Longtime IAFF President Won't Seek Reelection in January
Source Firehouse.com News
The longtime president of the International Association of Fire Fighters will not run for reelection in January as the union faces a federal investigation into allegedly improper pension payments.
"This is the most difficult communication that I’ve had to deliver to all of you over my 49 years with this incredible IAFF of ours," Harold Schaitberger wrote in an email sent to the organization's 300,000 members, according to the Wall Street Journal.
"I have sadly watched as division has been sewn within our ranks," he added. "I see much of the anger and politics of personal destruction that have spread on social media. The innuendo, baseless allegations and misleading accusations. There’s no accountability and, that, in my view, has harmed our great union.
"This IAFF is too important. I cannot stand by and allow our union to become even more divided."
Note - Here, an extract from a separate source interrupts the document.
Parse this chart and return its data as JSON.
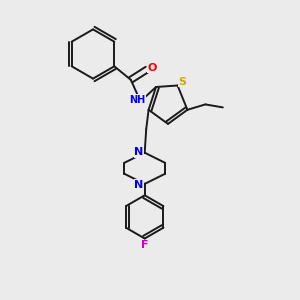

According to the Journal, the FBI, the U.S. attorney’s office in Washington, D.C., and the Labor Department have sent subpoenas to the IAFF concerning pension payments allegedly given to leaders who were still employed by the union. Schaitberger, who has been IAFF president since 2001, is accused of receiving more than $1 million in pension payments, sources told the Journal.
"The IAFF strongly reaffirms that it did not engage in any wrongdoing,” the union said in a statement. “The documents requested relate to issues that were approved by the elected IAFF Executive Board over the past 20 years under the guidance of pension actuaries and legal counsel.”
While not directly mentioning the investigation in his letter, Schaitberger did say he had "been, wrongly, the stalking horse of much of the false information, division, anger and rancor that I see taking place in so many of our districts." He compared the division among members to the current political division among the American public as the Nov. 3 election approaches.